Tynes admitted to accepting the bribe, but none of the State Reps. admitted or commented on the allegations.
The undercover operative was “a little-known lobbyist,” Tyron B. Ali, who had previously been arrested and convicted of fraud to the tune of $430,000. The investigation stated that Ali would dole out bribes in order to buy votes from lawmakers. Ali gave Brown $2,000 as a way to ensure that she would vote against a voter ID bill that was being passed in the House.
This lone example seems odd, however, considering that every House Rep. voted against the bill, so there is no reason to assume that Brown would not have voted that way regardless.
But Kane’s dropping of the case angered prosecutor Frank G. Fina, who said that he was taken aback by Kane’s allegations of racism driving the case. The Inquirer described the relationship between Kane and Fina as “strained.”
Kane said that the Inquirer’s assertion of their relationship is incorrect.
“I do not have any animosity towards the lead prosecutor of this case,” Kane said. “I do not know the former prosecutor any more than I know the individuals targeted in this investigation. If the former prosecutor believes the case is strong enough to move forward, he currently has concurrent jurisdiction in public corruption matters.”
Kane released an extensive statement Sunday night, distancing herself and her administration from the investigation
“The allegations made by several cowardly anonymous sources in today’s Philadelphia Inquirer paint an inaccurate and sensational version of the details and timeline of events related to Case File No. 36-622. The real truth is that this investigation was not only deeply flawed, but unraveled long before I was elected and then took the oath of office.

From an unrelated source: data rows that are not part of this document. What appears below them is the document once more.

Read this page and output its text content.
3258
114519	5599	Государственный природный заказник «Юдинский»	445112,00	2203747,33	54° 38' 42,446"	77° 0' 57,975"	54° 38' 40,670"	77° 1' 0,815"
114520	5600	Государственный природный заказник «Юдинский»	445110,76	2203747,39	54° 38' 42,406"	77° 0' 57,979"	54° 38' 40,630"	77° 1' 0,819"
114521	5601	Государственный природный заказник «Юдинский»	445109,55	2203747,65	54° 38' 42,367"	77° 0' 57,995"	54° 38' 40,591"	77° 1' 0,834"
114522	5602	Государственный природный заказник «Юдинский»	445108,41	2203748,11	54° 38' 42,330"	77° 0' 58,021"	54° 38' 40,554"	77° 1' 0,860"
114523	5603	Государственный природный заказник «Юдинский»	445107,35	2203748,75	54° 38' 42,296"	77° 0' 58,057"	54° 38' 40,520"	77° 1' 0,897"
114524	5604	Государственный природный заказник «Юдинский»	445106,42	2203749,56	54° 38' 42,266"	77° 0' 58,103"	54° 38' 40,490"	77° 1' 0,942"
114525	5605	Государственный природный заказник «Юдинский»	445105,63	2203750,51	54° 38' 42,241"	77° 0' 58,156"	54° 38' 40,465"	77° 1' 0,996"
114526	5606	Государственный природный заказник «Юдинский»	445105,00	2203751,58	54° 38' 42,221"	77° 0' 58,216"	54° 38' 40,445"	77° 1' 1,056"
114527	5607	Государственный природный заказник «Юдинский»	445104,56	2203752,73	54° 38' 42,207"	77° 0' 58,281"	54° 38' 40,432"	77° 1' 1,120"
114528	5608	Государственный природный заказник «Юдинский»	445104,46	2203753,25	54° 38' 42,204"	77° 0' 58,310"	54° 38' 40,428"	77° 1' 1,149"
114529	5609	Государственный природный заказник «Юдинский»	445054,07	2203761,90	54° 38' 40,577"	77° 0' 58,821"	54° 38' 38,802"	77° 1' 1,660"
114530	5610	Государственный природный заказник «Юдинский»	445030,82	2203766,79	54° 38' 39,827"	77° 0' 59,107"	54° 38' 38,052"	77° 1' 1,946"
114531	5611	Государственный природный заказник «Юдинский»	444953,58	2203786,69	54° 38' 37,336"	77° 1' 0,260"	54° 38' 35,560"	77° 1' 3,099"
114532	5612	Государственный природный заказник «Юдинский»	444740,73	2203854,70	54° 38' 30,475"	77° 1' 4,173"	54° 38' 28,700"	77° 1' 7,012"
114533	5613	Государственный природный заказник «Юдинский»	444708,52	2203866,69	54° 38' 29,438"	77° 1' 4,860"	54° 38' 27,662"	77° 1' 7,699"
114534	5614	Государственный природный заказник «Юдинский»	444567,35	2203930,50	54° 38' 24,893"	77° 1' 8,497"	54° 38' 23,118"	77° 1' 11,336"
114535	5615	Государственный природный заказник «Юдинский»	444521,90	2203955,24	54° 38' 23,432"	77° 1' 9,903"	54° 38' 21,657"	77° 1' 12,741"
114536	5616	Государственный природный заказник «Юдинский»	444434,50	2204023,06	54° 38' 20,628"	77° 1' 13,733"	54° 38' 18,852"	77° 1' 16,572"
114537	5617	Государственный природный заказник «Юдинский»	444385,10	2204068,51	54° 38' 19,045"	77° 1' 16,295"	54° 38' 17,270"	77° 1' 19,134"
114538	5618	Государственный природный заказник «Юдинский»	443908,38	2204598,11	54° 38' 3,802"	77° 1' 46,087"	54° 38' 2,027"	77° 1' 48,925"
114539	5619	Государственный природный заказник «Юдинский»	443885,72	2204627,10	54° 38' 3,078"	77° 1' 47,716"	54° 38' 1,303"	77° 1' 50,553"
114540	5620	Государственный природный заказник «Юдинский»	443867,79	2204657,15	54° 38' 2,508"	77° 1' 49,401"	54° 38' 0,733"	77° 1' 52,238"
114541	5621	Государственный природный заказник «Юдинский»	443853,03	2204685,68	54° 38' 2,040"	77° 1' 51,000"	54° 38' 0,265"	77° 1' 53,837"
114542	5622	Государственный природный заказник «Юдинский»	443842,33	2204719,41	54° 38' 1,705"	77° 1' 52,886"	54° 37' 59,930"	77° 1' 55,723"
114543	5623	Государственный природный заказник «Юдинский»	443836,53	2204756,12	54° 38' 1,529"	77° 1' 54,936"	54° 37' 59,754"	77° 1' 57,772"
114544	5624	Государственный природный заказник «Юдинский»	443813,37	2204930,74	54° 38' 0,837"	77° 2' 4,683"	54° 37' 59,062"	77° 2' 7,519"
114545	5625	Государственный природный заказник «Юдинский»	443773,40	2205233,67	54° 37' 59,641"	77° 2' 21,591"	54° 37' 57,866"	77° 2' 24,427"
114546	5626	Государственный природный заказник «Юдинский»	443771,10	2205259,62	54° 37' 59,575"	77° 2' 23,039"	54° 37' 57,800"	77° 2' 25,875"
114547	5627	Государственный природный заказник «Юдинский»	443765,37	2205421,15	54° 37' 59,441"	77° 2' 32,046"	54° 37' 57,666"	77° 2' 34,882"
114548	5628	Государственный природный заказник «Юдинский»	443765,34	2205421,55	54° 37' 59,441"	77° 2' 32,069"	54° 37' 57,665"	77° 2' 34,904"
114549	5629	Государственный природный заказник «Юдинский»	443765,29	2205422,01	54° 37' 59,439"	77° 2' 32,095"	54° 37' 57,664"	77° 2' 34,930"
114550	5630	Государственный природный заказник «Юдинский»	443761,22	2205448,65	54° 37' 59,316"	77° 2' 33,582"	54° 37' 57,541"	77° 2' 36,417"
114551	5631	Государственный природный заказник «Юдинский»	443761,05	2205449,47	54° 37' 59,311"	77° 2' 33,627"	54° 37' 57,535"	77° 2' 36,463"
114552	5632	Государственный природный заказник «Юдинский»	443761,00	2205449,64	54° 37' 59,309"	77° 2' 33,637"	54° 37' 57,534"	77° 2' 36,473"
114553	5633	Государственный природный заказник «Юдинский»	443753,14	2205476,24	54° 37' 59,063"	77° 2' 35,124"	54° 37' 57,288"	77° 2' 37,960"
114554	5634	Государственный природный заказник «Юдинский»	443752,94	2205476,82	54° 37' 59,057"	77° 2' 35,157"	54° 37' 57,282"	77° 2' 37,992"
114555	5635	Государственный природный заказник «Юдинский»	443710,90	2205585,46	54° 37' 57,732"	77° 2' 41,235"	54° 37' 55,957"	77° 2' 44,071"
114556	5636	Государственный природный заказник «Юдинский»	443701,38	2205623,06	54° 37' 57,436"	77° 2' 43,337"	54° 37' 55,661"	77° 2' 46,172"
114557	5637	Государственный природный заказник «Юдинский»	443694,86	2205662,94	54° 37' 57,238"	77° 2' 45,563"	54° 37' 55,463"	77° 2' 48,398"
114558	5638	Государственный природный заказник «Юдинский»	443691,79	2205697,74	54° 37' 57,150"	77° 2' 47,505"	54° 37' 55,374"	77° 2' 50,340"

“The majority of the work, including more than 91 percent of the recordings by a confidential informant, took place 18 months prior to my inauguration, through three former Attorneys General. Additionally, when prosecutors dismissed more than 2,000 serious charges of fraud that alleged their informant stole $430,000 meant for poor children and seniors, they crippled the chance of this case succeeding in prosecution. Despite the case originating in 2010, this agreement to drop the charges was signed just 24 days after I was elected and weeks before I was sworn in.
“After a detailed review, we learned even more disturbing information regarding this case, including that there may have been a racial focus to the targets of the investigation, improper reporting, inadequate resources and inadmissible evidence.
“In addition, extremely alarming flaws were found in the management of the prosecution, including the failure of prosecutors to disclose the investigation to key immediate supervisors. Then-Chief of Staff Bruce Beemer was never informed of the investigation until I first learned of it on Jan. 17, 2013.”
The Inquirer did state in their article that it “pieced together the story of the aborted investigation from interviews with more than a dozen people familiar with different aspects of the inquiry – and with widely differing opinions of it.”
It should also be mentioned that the Senior Counsel to the Attorney General stated that it was “not advisable or warranted” to prosecute the case further. The Counsel also stated that no evidence existed outside of the audio collected, and “adequate resources were not dedicated to the investigation.”
Moreover, “the evidence developed was inconsistent, underdeveloped and lacked focus. More importantly, the evidence failed to establish the critical criminal element of ‘quid pro quo’ or cash payments directly in exchange for official action.”
The report also stated that “the OAG Agent indicated that he was instructed by his supervising OAG Attorney to focus only on members of the General Assembly’s Black Caucus and that when he had information of potentially illegal acts by white members of the General Assembly he was specifically told not to pursue it.”
Out of the 113 tapes that Ali submitted as evidence, 108 of them were of African American targets.